David Laferriere, a graphic designer and illustrator from Attleboro, started decorating his two sons’ baggies with clever, Sharpie-sketched masterpieces back in 2008, when they were in second and fourth grade, and has continued the tradition every since.
“I started drawing on the bags as a way to jump-start my creative juices and have some fun with my kids, “ said Laferriere, whose sons are now in 8th and 10th grades.
From robots and monsters to oozing lettuce and comical animals, the drawings are all done within one to three minutes, says Laferriere, a former newspaper designer who says he’s accustomed to working fast. Each boy gets their own drawing, but sometimes themes emerge.

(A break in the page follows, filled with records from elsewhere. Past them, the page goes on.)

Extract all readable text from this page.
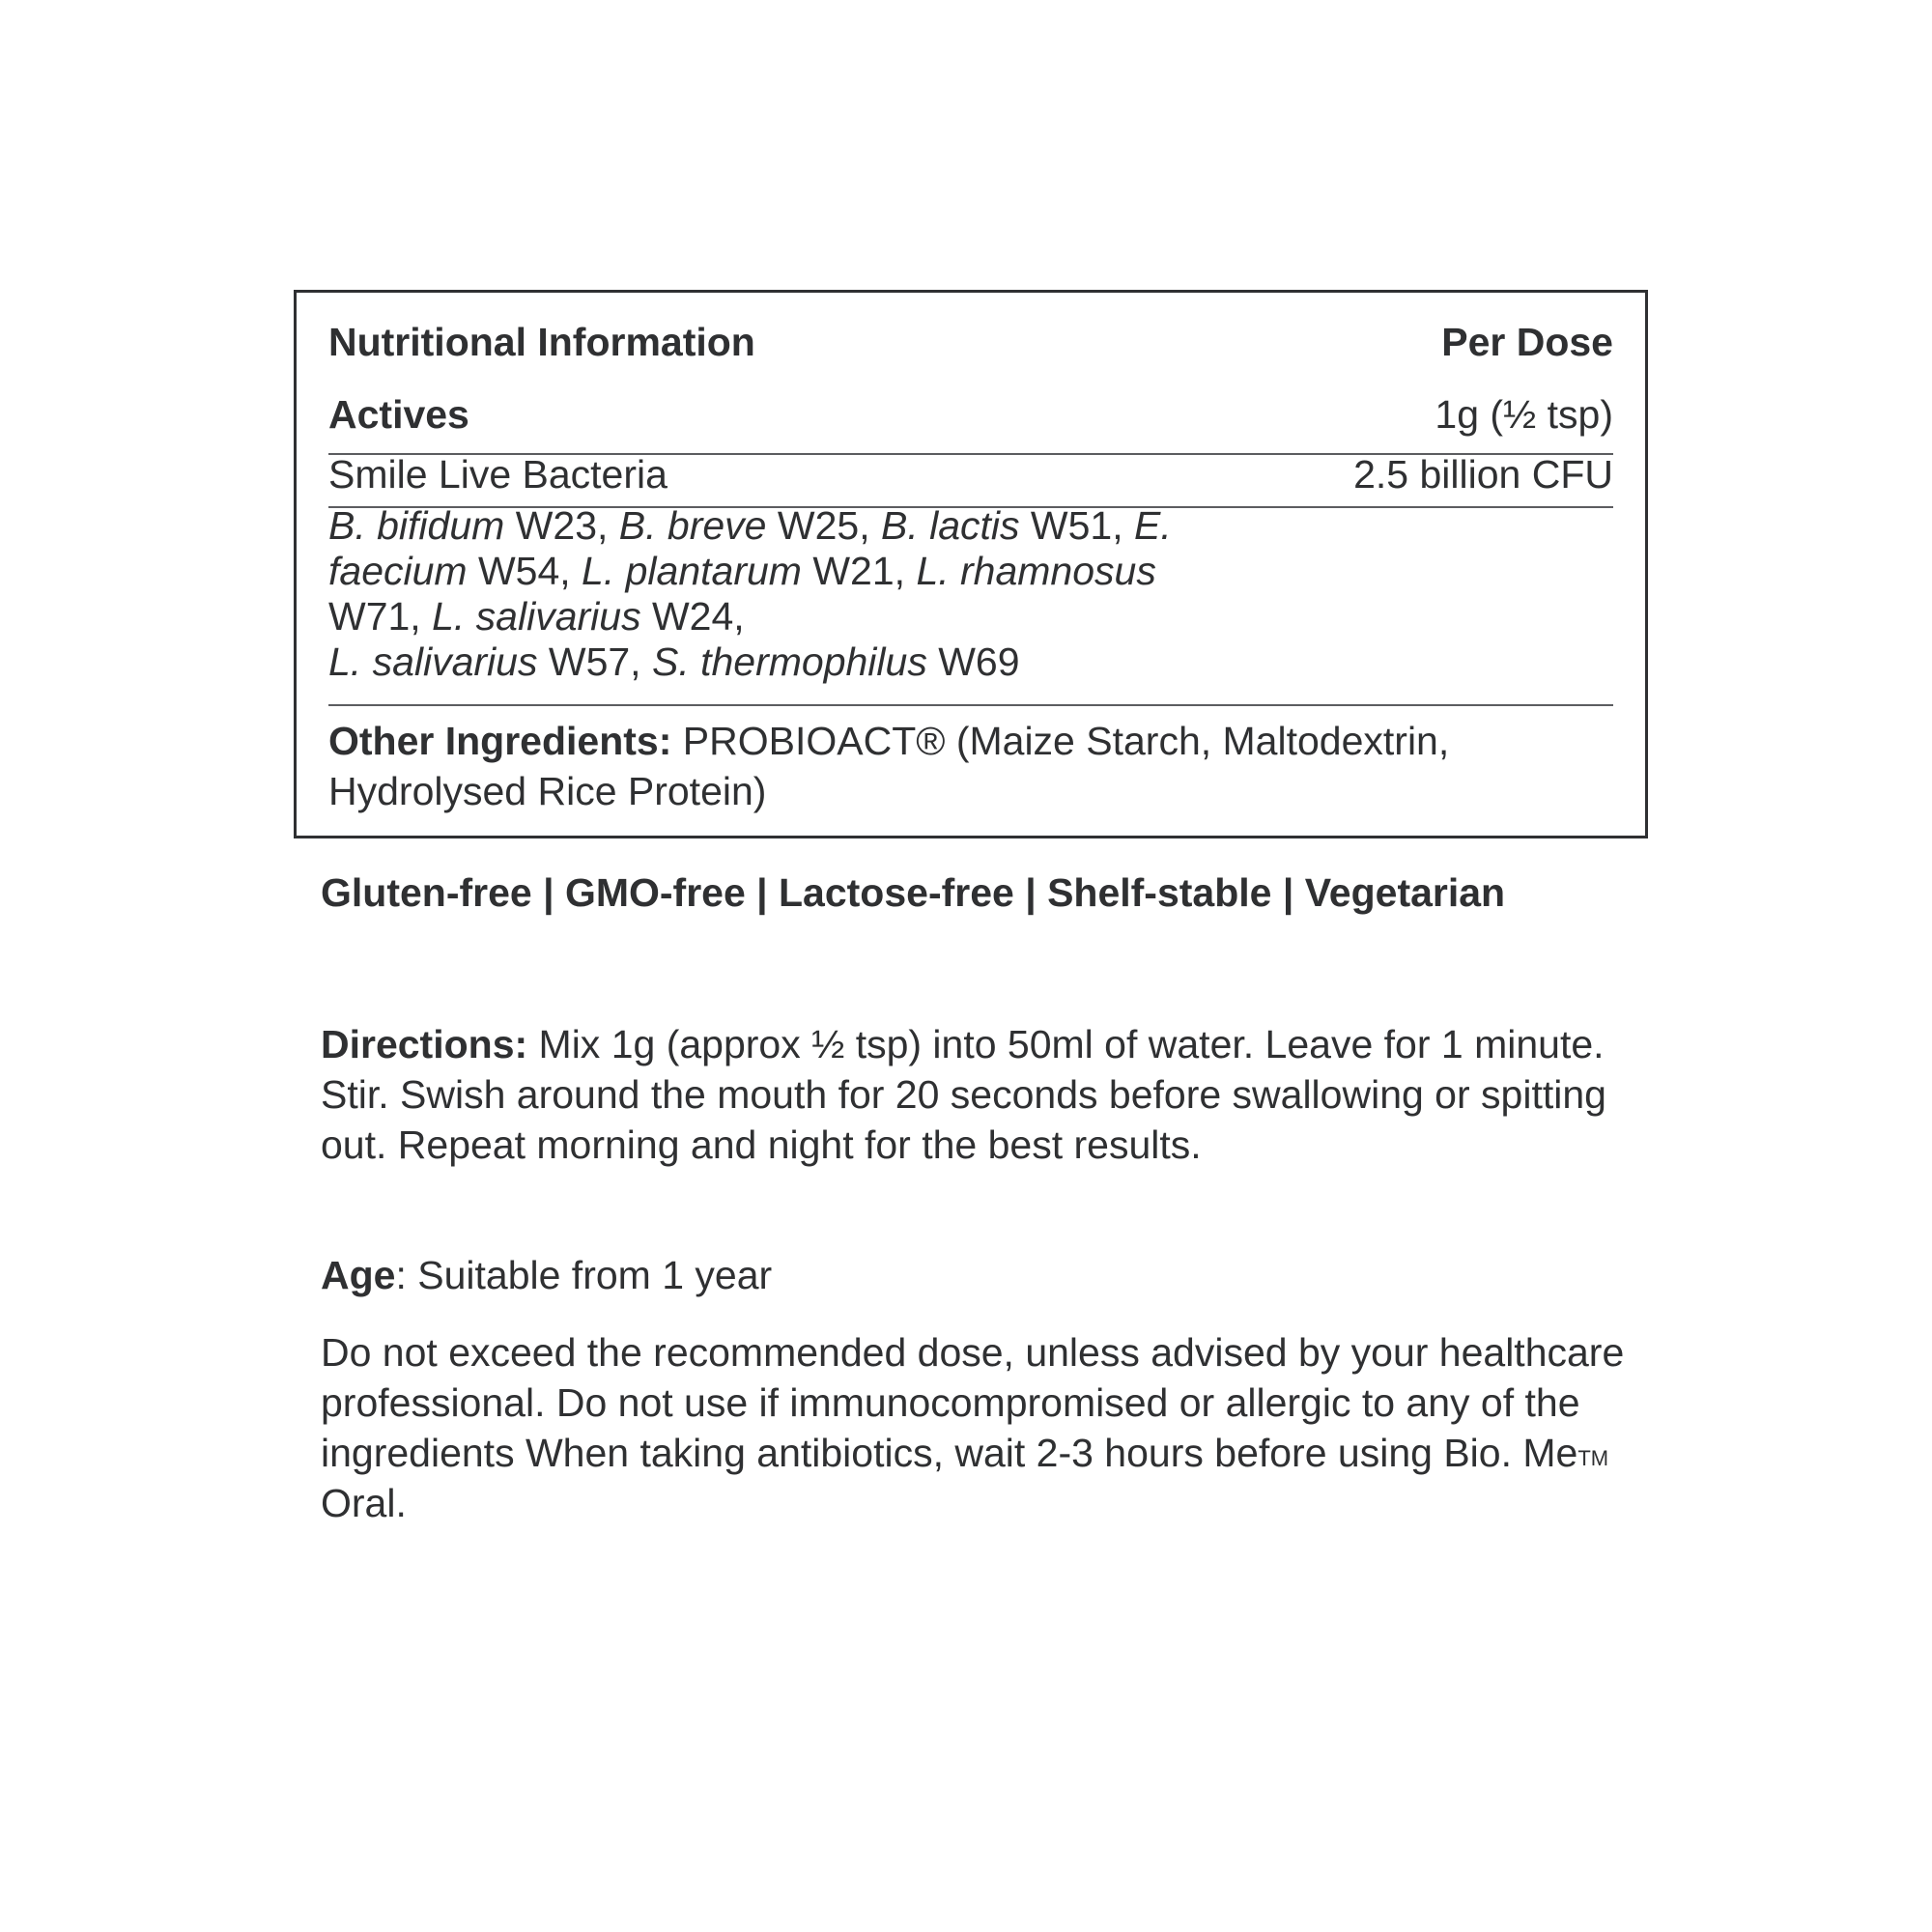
Nutritional Information	Per Dose
Actives	1g (½ tsp)
Smile Live Bacteria	2.5 billion CFU
B. bifidum W23, B. breve W25, B. lactis W51, E. faecium W54, L. plantarum W21, L. rhamnosus W71, L. salivarius W24,
L. salivarius W57, S. thermophilus W69
Other Ingredients: PROBIOACT® (Maize Starch, Maltodextrin, Hydrolysed Rice Protein)
Gluten-free | GMO-free | Lactose-free | Shelf-stable | Vegetarian
Directions: Mix 1g (approx ½ tsp) into 50ml of water. Leave for 1 minute. Stir. Swish around the mouth for 20 seconds before swallowing or spitting out. Repeat morning and night for the best results.
Age: Suitable from 1 year
Do not exceed the recommended dose, unless advised by your healthcare professional. Do not use if immunocompromised or allergic to any of the ingredients When taking antibiotics, wait 2-3 hours before using Bio. Me™ Oral.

Laferriere recently designed each bag with a snowman throwing a snowball (see one here and here), and there was also one for himself, as he was chaperone for a class trip. If you put the three bags together, it looks as if they are having a snowball fight.
Laferriere posts each image to Flickr, where he adds catchy titles. He says his kids sometimes come home and ask what the drawing was supposed to be, and when they see the title, they’ll say, “Oh, so that’s what that was!”
Over the years, the drawings have become more complex as Laferriere started experimenting with different mediums. While he always used a black Sharpie permanent marker, the owner of a local art store turned him onto differently colored Sharpies when they were first introduced. “I love working with color so those makers took the bags to a new level.”
As for using so many plastic bags, Laferriere admits that, yes, he’s had his share of grief from enviro-conscious folks who sometimes make rude comments online. “I have replied to those who tell me they love what I do but just wish I could find some more Earth-friendly way,“ he says, adding that he’d love to find a sandwich bag that decomposes. (For a year, one of his sons reused a plastic container for his sandwich, so Laferriere would draw on paper and then attach it to the container. Those 364 drawings can be seen here.)
So how do Laferriere’s lunch-making skills compare to his artistic chops? He says he doesn’t have to work too hard at that, because his oldest will eat anything and his youngest sticks to peanut butter and jelly. “Only the jelly has varied – grape, strawberry, cherry, and sometimes orange marmalade.”